Schmetterlinge in der Strandwüste.

Was suchen sie eigentlich hier? 

Kilometerweit keine Blüte sichtbar.

Vergnügen sie sich einfach frei flatternd.

In der Nordseebrise surfend.

Das Leben genießen ohne Fragen nach „dem Nutzen“.

Und dort sehe ich einen Storch auf der Sandbank nach Wattwürmern pickend.

Ungewöhnliche Szene.

„Auch ein Storch brauch mal Urlaub“ sagst du amüsiert.

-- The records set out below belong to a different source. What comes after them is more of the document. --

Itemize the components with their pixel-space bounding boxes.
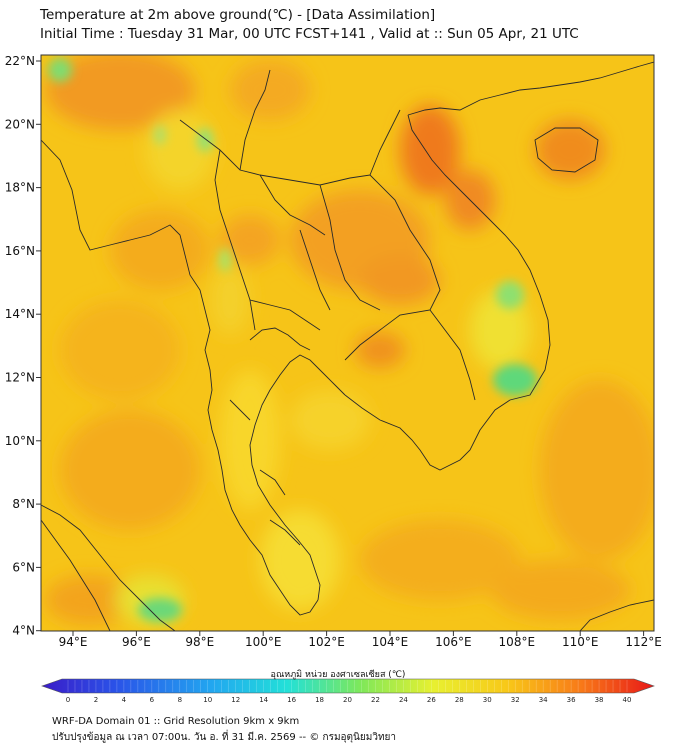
colorbar-tick-label: 32	[511, 696, 520, 704]
lon-tick-label: 106°E	[435, 635, 472, 649]
lat-tick-label: 6°N	[12, 560, 35, 574]
colorbar-tick-label: 14	[259, 696, 268, 704]
colorbar-tick-label: 30	[483, 696, 492, 704]
lon-tick-label: 100°E	[245, 635, 282, 649]
longitude-axis: 94°E 96°E 98°E 100°E 102°E 104°E 106°E 108°E 110…	[59, 631, 662, 649]
colorbar-tick-label: 36	[567, 696, 576, 704]
colorbar-tick-label: 28	[455, 696, 464, 704]
colorbar-tick-label: 10	[203, 696, 212, 704]
map-title: Temperature at 2m above ground(℃) - [Dat…	[40, 7, 436, 23]
colorbar-tick-label: 2	[94, 696, 98, 704]
colorbar-tick-label: 34	[539, 696, 548, 704]
lat-tick-label: 16°N	[5, 244, 35, 258]
colorbar-tick-label: 40	[623, 696, 632, 704]
lon-tick-label: 98°E	[185, 635, 214, 649]
lon-tick-label: 108°E	[499, 635, 536, 649]
lon-tick-label: 104°E	[372, 635, 409, 649]
colorbar-tick-label: 0	[66, 696, 70, 704]
temperature-field	[41, 55, 654, 631]
colorbar-tick-label: 26	[427, 696, 436, 704]
colorbar-tick-label: 24	[399, 696, 408, 704]
map-subtitle: Initial Time : Tuesday 31 Mar, 00 UTC FC…	[40, 26, 579, 42]
lon-tick-label: 96°E	[122, 635, 151, 649]
map-frame	[40, 54, 655, 632]
lat-tick-label: 14°N	[5, 307, 35, 321]
lat-tick-label: 22°N	[5, 54, 35, 68]
colorbar-tick-label: 6	[150, 696, 155, 704]
colorbar-title: อุณหภูมิ หน่วย องศาเซลเซียส (℃)	[270, 670, 406, 680]
footer-model-info: WRF-DA Domain 01 :: Grid Resolution 9km …	[52, 716, 300, 727]
lat-tick-label: 18°N	[5, 181, 35, 195]
colorbar-tick-label: 22	[371, 696, 380, 704]
lat-tick-label: 4°N	[12, 624, 35, 638]
lat-tick-label: 12°N	[5, 371, 35, 385]
colorbar-tick-label: 18	[315, 696, 324, 704]
lon-tick-label: 94°E	[59, 635, 88, 649]
lon-tick-label: 102°E	[308, 635, 345, 649]
lat-tick-label: 10°N	[5, 434, 35, 448]
colorbar-tick-label: 16	[287, 696, 296, 704]
colorbar: 0 2 4 6 8 10 12 14 16 18 20 22 24 26 28 30 32 34 36 38 40	[41, 678, 655, 704]
colorbar-tick-label: 12	[231, 696, 240, 704]
map-borders	[41, 61, 654, 631]
colorbar-tick-label: 4	[122, 696, 127, 704]
lat-tick-label: 8°N	[12, 497, 35, 511]
colorbar-tick-label: 20	[343, 696, 352, 704]
colorbar-tick-label: 8	[178, 696, 182, 704]
colorbar-tick-label: 38	[595, 696, 604, 704]
lat-tick-label: 20°N	[5, 117, 35, 131]
lon-tick-label: 112°E	[625, 635, 662, 649]
latitude-axis: 22°N 20°N 18°N 16°N 14°N 12°N 10°N 8°N 6°N 4°N	[5, 54, 41, 638]
lon-tick-label: 110°E	[562, 635, 599, 649]
footer-update-info: ปรับปรุงข้อมูล ณ เวลา 07:00น. วัน อ. ที่…	[52, 732, 397, 743]
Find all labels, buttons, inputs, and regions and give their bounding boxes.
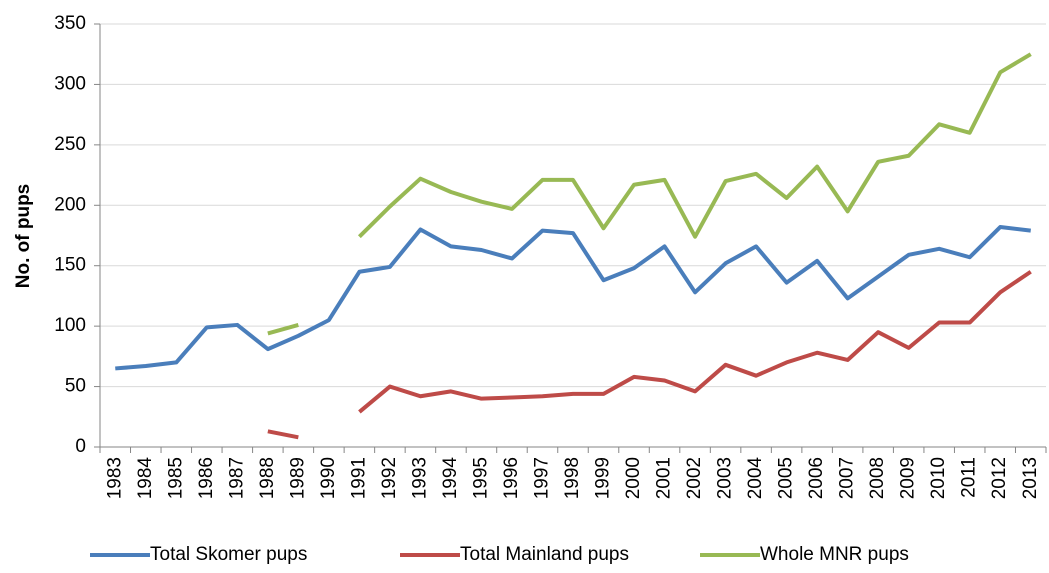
- y-tick-label: 150: [54, 255, 86, 276]
- x-tick-label: 1997: [531, 457, 552, 499]
- series-line: [267, 323, 299, 336]
- x-tick-label: 1990: [318, 457, 339, 499]
- series-line: [115, 225, 1031, 371]
- x-tick-label: 1999: [593, 457, 614, 499]
- x-tick-label: 1995: [470, 457, 491, 499]
- x-tick-label: 2006: [806, 457, 827, 499]
- x-tick-label: 1983: [104, 457, 125, 499]
- legend-item: Total Mainland pups: [400, 544, 629, 565]
- x-tick-label: 2002: [684, 457, 705, 499]
- y-tick-label: 300: [54, 73, 86, 94]
- series-line: [267, 429, 299, 440]
- x-tick-label: 1993: [409, 457, 430, 499]
- x-tick-label: 1996: [501, 457, 522, 499]
- x-tick-label: 2007: [837, 457, 858, 499]
- y-tick-label: 0: [75, 436, 86, 457]
- x-tick-label: 1992: [379, 457, 400, 499]
- series-line: [358, 270, 1032, 414]
- legend-label: Total Skomer pups: [150, 544, 307, 565]
- x-tick-label: 1998: [562, 457, 583, 499]
- series-line: [357, 52, 1032, 239]
- legend-item: Whole MNR pups: [700, 544, 909, 565]
- y-tick-label: 200: [54, 194, 86, 215]
- x-tick-label: 1988: [257, 457, 278, 499]
- x-tick-label: 2012: [989, 457, 1010, 499]
- x-tick-label: 2011: [959, 457, 980, 498]
- x-tick-label: 2004: [745, 457, 766, 500]
- x-tick-label: 1991: [348, 457, 369, 499]
- x-tick-label: 2000: [623, 457, 644, 499]
- x-tick-label: 1985: [165, 457, 186, 499]
- y-tick-label: 250: [54, 134, 86, 155]
- x-tick-label: 1994: [440, 457, 461, 500]
- x-tick-label: 1984: [135, 457, 156, 500]
- x-tick-label: 1986: [196, 457, 217, 499]
- y-axis-label: No. of pups: [13, 184, 34, 288]
- legend-label: Whole MNR pups: [760, 544, 909, 565]
- x-tick-label: 2005: [776, 457, 797, 499]
- x-tick-label: 2001: [654, 457, 675, 499]
- legend-label: Total Mainland pups: [460, 544, 629, 565]
- x-tick-label: 2003: [715, 457, 736, 499]
- x-tick-label: 1987: [226, 457, 247, 499]
- x-tick-label: 1989: [287, 457, 308, 499]
- y-tick-label: 100: [54, 315, 86, 336]
- x-tick-label: 2008: [867, 457, 888, 499]
- y-tick-label: 50: [65, 376, 86, 397]
- x-tick-label: 2010: [928, 457, 949, 499]
- y-tick-label: 350: [54, 13, 86, 34]
- x-tick-label: 2009: [898, 457, 919, 499]
- x-tick-label: 2013: [1020, 457, 1041, 499]
- legend-item: Total Skomer pups: [90, 544, 307, 565]
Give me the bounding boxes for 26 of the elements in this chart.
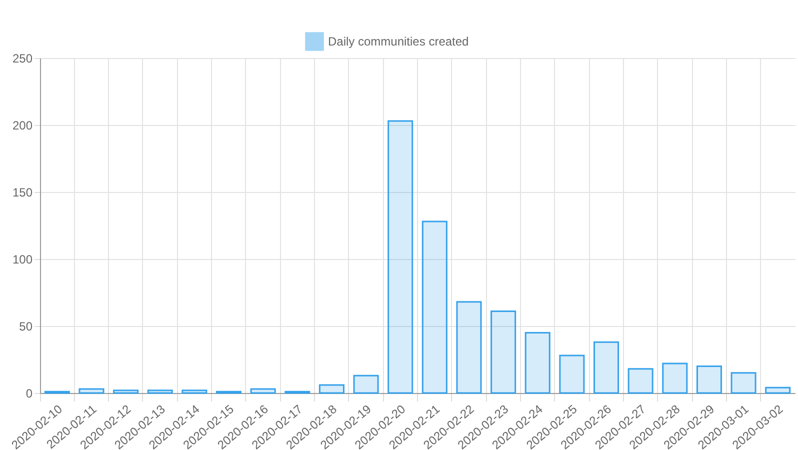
bar [559,354,585,394]
bar [78,388,104,394]
bar [147,390,173,394]
y-tick-label: 100 [12,252,33,266]
bar [353,374,379,394]
bar [730,372,756,394]
bar [662,362,688,394]
legend-label: Daily communities created [328,34,469,48]
bar [182,390,208,394]
y-tick-label: 200 [12,118,33,132]
y-tick-label: 150 [12,186,33,200]
bar [388,120,414,394]
y-tick-label: 250 [12,52,33,66]
bar [318,384,344,394]
y-tick-label: 0 [26,386,33,400]
bar [113,390,139,394]
bar [422,220,448,394]
bar [628,368,654,394]
y-tick-label: 50 [19,320,33,334]
bar [250,388,276,394]
bar [524,332,550,394]
bar [593,341,620,394]
bar [765,386,791,394]
bar [490,310,516,394]
bar [456,301,482,394]
bar [696,365,722,394]
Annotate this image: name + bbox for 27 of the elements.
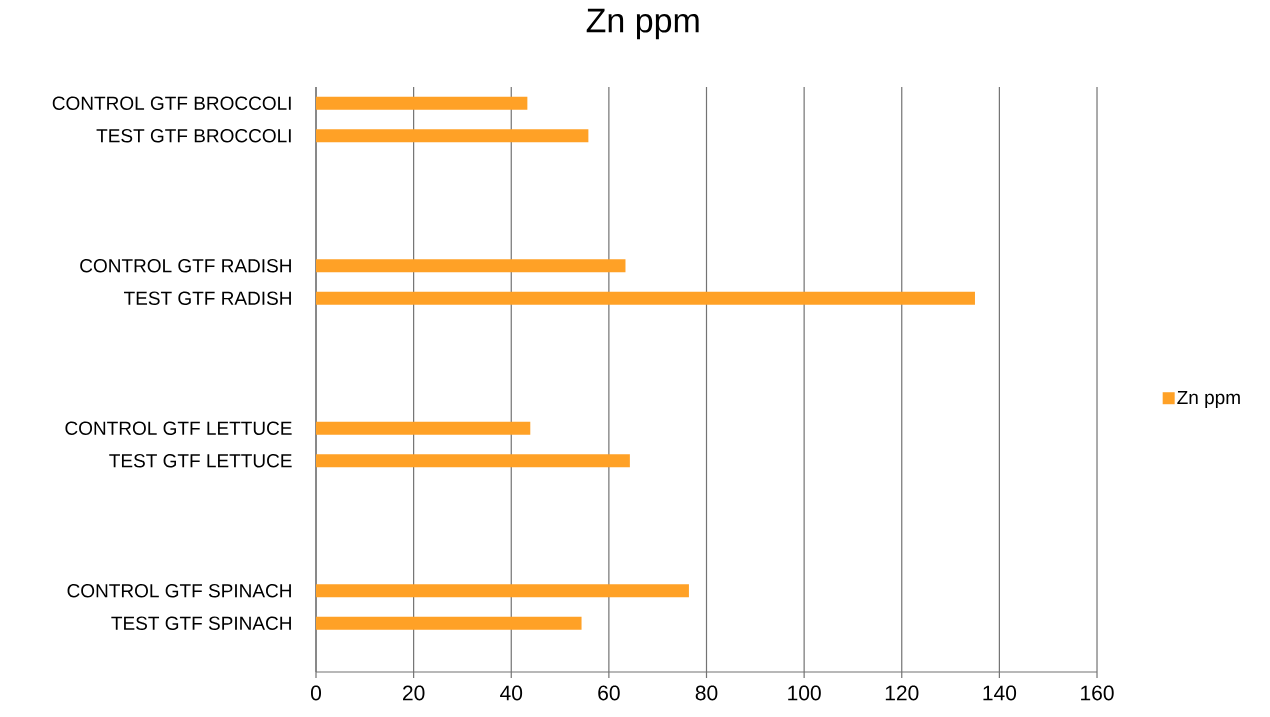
x-tick-label: 120 <box>885 685 919 701</box>
x-tick-label: 60 <box>598 685 620 701</box>
x-tick-label: 40 <box>500 685 523 701</box>
bar <box>316 421 531 435</box>
legend-label: Zn ppm <box>1177 390 1240 408</box>
x-tick-label: 0 <box>310 685 322 701</box>
y-tick-label: TEST GTF SPINACH <box>111 616 291 630</box>
x-tick-label: 160 <box>1081 685 1114 701</box>
x-tick-label: 80 <box>695 685 718 701</box>
chart-title: Zn ppm <box>586 8 699 40</box>
x-tick-label: 20 <box>403 685 425 701</box>
y-tick-label: TEST GTF BROCCOLI <box>96 129 291 143</box>
bar <box>316 454 630 468</box>
bar <box>316 259 626 273</box>
bar <box>316 96 528 110</box>
bar <box>316 616 582 630</box>
bar <box>316 129 589 143</box>
x-tick-label: 100 <box>788 685 821 701</box>
y-tick-label: CONTROL GTF SPINACH <box>67 584 291 598</box>
x-tick-label: 140 <box>983 685 1017 701</box>
y-tick-label: TEST GTF LETTUCE <box>109 454 292 468</box>
y-tick-label: CONTROL GTF LETTUCE <box>65 421 292 435</box>
bar <box>316 291 975 305</box>
bar <box>316 584 689 598</box>
y-tick-label: CONTROL GTF RADISH <box>80 259 291 273</box>
y-tick-label: TEST GTF RADISH <box>124 291 291 305</box>
y-tick-label: CONTROL GTF BROCCOLI <box>52 96 291 110</box>
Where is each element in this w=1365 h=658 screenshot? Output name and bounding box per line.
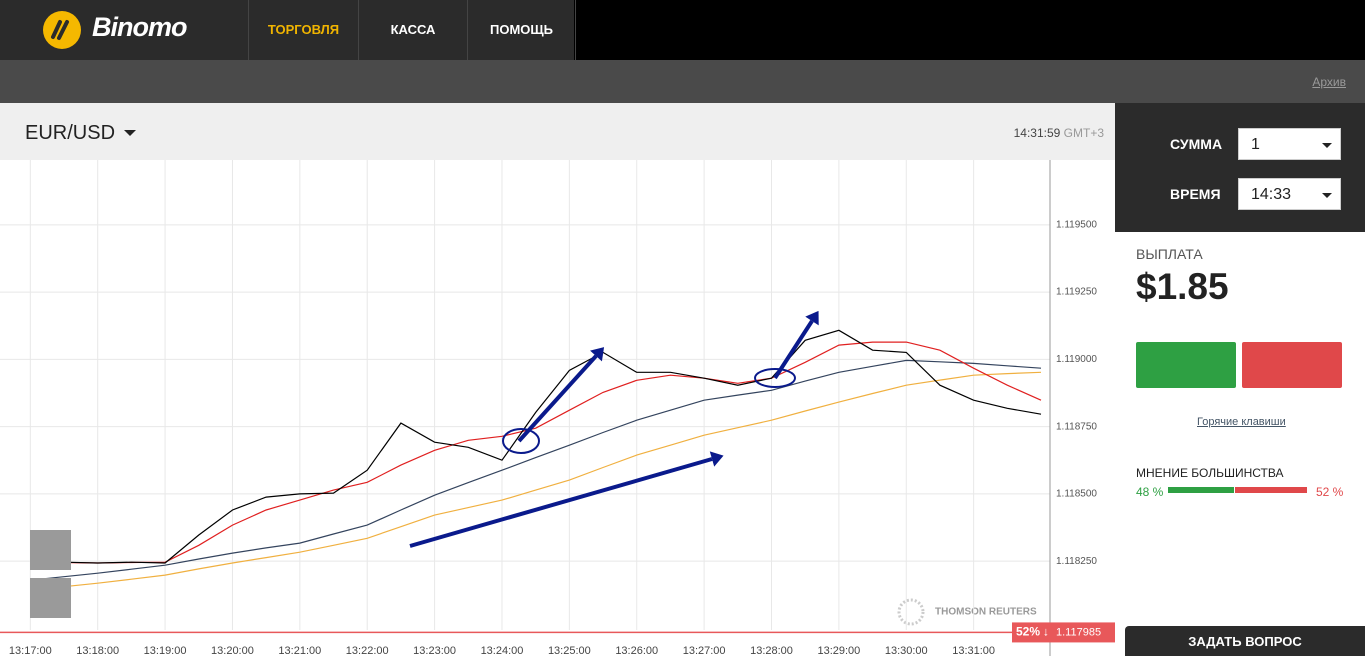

Das dröhnende Radio des Nachbarn weckt uns um 7 Uhr in der früh. 

„Ey, Urlaub! Verdammt.“

Murrend kurrend schallt es aus dem Bett.

„Da scheint jemand wohl arbeiten zu müssen.“

Vergnügt sein fällt dir schwer.

Grumpy.

Monotonie.

Begeisterungsfähigkeit ist nicht deine Stärke.

Aber beflügelnder Humor.

Der irgendwo vergraben ist unter den jährlich höher werdenden Schichten des Alltags.

Der vielleicht hervorkommt, wenn ich dich ordentlich durchkitzel.

Wenn ich unerwartete Dinge tue die „anders“ erscheinen.

Nutzlose Dinge.

Einfach so.

Wie Schmetterlinge am Strand.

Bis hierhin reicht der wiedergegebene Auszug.